Folks outside of the field may not know what a period of re-examination we are in, in the psychological sciences, of older claims that have been perpetuated for a long time to describe human beings in crowds and groups as selfish, power-mad, automatons, destructive.

These narratives are everywhere, yet as group & identity & crisis researchers have been arguing for a long time, the reactions of people in large crowds in sudden unanticipated emergency are most often marked by calm helping

People can be stressed, anguished, in fear for their lives and directly witnessing violence, and they will still rapidly and immediately form groups with the people they are with and try to get everyone out. Counter to the idea that our "civilization" falls away, revealing our "secret real nature." We are social, we don't just "put on" social.

Obviously our capacity to form groups is exploitable, but that does not mean it isn't extraordinary and a source of tremendous compassion and action.

The re-examination of contextual validity, across the psychological sciences, is also a quietly seismic revolution in my opinion.

One big example, cultural context seems to change the efficacy of clinical interventions, and the severity of the negative outcomes of certain symptoms in mental health, in ways that conventional models have failed to imagine. Rather than imagining an isolated individual who has culture "put on" to them, perhaps culture+self deeply entangle to create our thinking

Anyway, I should go write my psychology book instead of writing psychology threads :). But it is a marvel to me to keep reading the literature, to keep witnessing bold, brave and far more inclusively-minded cohorts of young scientists pushing our models and in some cases taking a beautiful sledgehammer to them. Those first-first author grad student papers are where it's at sometimes, and all disciplines are *living* bodies of knowledge. Like healthy water and air, best to not let it stagnate.

@grimalkina I find this so hard to communicate in an age of skepticism. So many people have a fixed idea of science as uncovering true facts which are then known to be true for all time, which is very fragile and inevitably leads to "well if that was wrong how can we trust any of it?"

Yet a naïve understanding of science as a living body of knowledge paves the way for subjectivism and "alternative facts".

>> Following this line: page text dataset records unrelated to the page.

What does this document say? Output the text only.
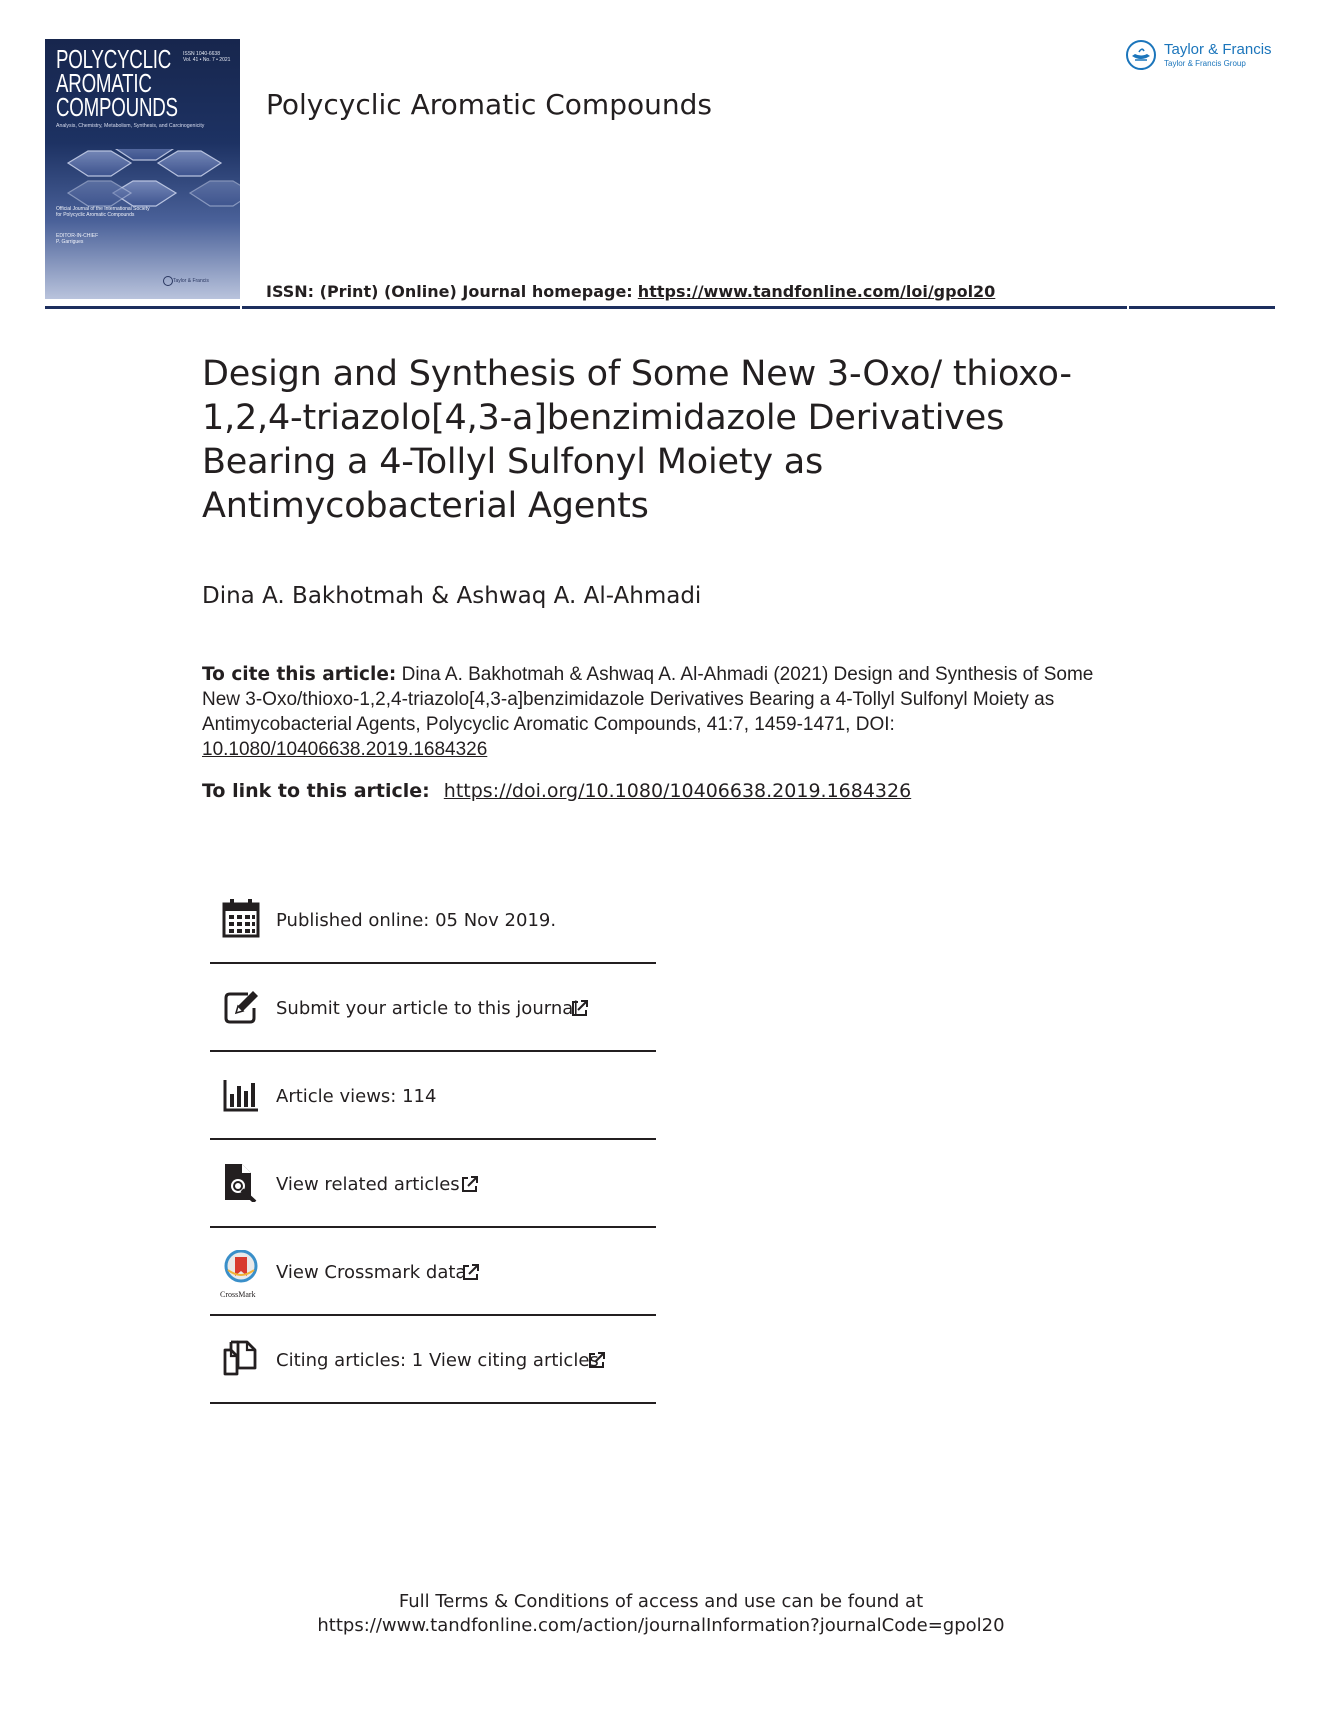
POLYCYCLIC
AROMATIC
COMPOUNDS
ISSN 1040-6638
Vol. 41 • No. 7 • 2021
Analysis, Chemistry, Metabolism, Synthesis, and Carcinogenicity
Official Journal of the International Society for Polycyclic Aromatic Compounds
EDITOR-IN-CHIEF
P. Garrigues
Taylor & Francis
Polycyclic Aromatic Compounds
Taylor & Francis
Taylor & Francis Group
ISSN: (Print) (Online) Journal homepage: https://www.tandfonline.com/loi/gpol20
Design and Synthesis of Some New 3-Oxo/ thioxo-1,2,4-triazolo[4,3-a]benzimidazole Derivatives Bearing a 4-Tollyl Sulfonyl Moiety as Antimycobacterial Agents
Dina A. Bakhotmah & Ashwaq A. Al-Ahmadi
To cite this article: Dina A. Bakhotmah & Ashwaq A. Al-Ahmadi (2021) Design and Synthesis of Some New 3-Oxo/thioxo-1,2,4-triazolo[4,3-a]benzimidazole Derivatives Bearing a 4-Tollyl Sulfonyl Moiety as Antimycobacterial Agents, Polycyclic Aromatic Compounds, 41:7, 1459-1471, DOI: 10.1080/10406638.2019.1684326
To link to this article: https://doi.org/10.1080/10406638.2019.1684326
Published online: 05 Nov 2019.
Submit your article to this journal
Article views: 114
View related articles
CrossMark
View Crossmark data
Citing articles: 1 View citing articles
Full Terms & Conditions of access and use can be found at
https://www.tandfonline.com/action/journalInformation?journalCode=gpol20
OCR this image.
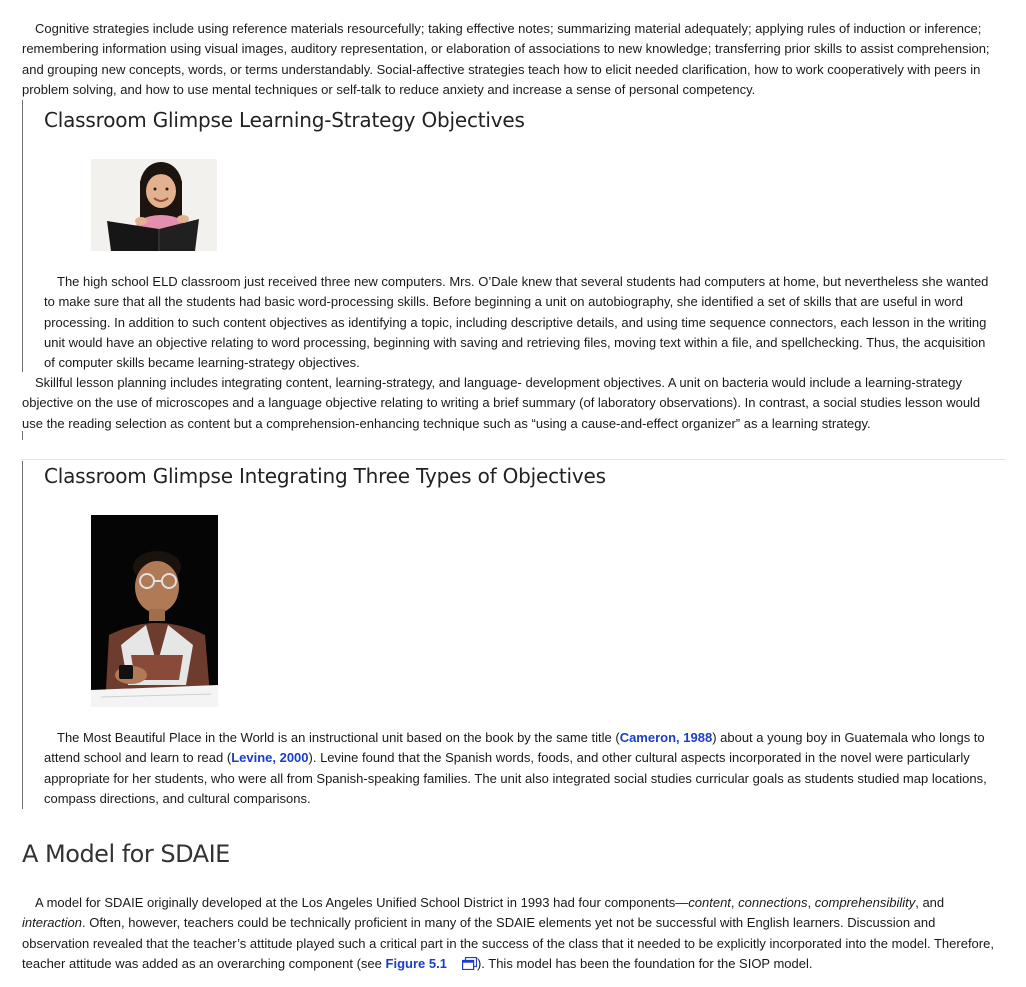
Cognitive strategies include using reference materials resourcefully; taking effective notes; summarizing material adequately; applying rules of induction or inference; remembering information using visual images, auditory representation, or elaboration of associations to new knowledge; transferring prior skills to assist comprehension; and grouping new concepts, words, or terms understandably. Social-affective strategies teach how to elicit needed clarification, how to work cooperatively with peers in problem solving, and how to use mental techniques or self-talk to reduce anxiety and increase a sense of personal competency.

Classroom Glimpse Learning-Strategy Objectives

The high school ELD classroom just received three new computers. Mrs. O’Dale knew that several students had computers at home, but nevertheless she wanted to make sure that all the students had basic word-processing skills. Before beginning a unit on autobiography, she identified a set of skills that are useful in word processing. In addition to such content objectives as identifying a topic, including descriptive details, and using time sequence connectors, each lesson in the writing unit would have an objective relating to word processing, beginning with saving and retrieving files, moving text within a file, and spellchecking. Thus, the acquisition of computer skills became learning-strategy objectives.

Skillful lesson planning includes integrating content, learning-strategy, and language- development objectives. A unit on bacteria would include a learning-strategy objective on the use of microscopes and a language objective relating to writing a brief summary (of laboratory observations). In contrast, a social studies lesson would use the reading selection as content but a comprehension-enhancing technique such as “using a cause-and-effect organizer” as a learning strategy.

Classroom Glimpse Integrating Three Types of Objectives

The Most Beautiful Place in the World is an instructional unit based on the book by the same title (Cameron, 1988) about a young boy in Guatemala who longs to attend school and learn to read (Levine, 2000). Levine found that the Spanish words, foods, and other cultural aspects incorporated in the novel were particularly appropriate for her students, who were all from Spanish-speaking families. The unit also integrated social studies curricular goals as students studied map locations, compass directions, and cultural comparisons.

A Model for SDAIE

A model for SDAIE originally developed at the Los Angeles Unified School District in 1993 had four components—content, connections, comprehensibility, and interaction. Often, however, teachers could be technically proficient in many of the SDAIE elements yet not be successful with English learners. Discussion and observation revealed that the teacher’s attitude played such a critical part in the success of the class that it needed to be explicitly incorporated into the model. Therefore, teacher attitude was added as an overarching component (see Figure 5.1 ). This model has been the foundation for the SIOP model.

It feels like patiently explaining the "living body" thing more deeply is the only way

@petrichor it's VERY VERY hard I don't really know the answer 😭 I think we need to get people engaged in feeling ownership and belonging to the collective knowledge vs science and scientists as some object we can just demand answers from, similar to trying to get people to see their choices about climate change matter
@grimalkina @petrichor If there’s a way out of this age of distrust of “experts” and any sense of value in knowledge, it’s to harness the skepticism people have to engage in the scientific process rather move to nihilism.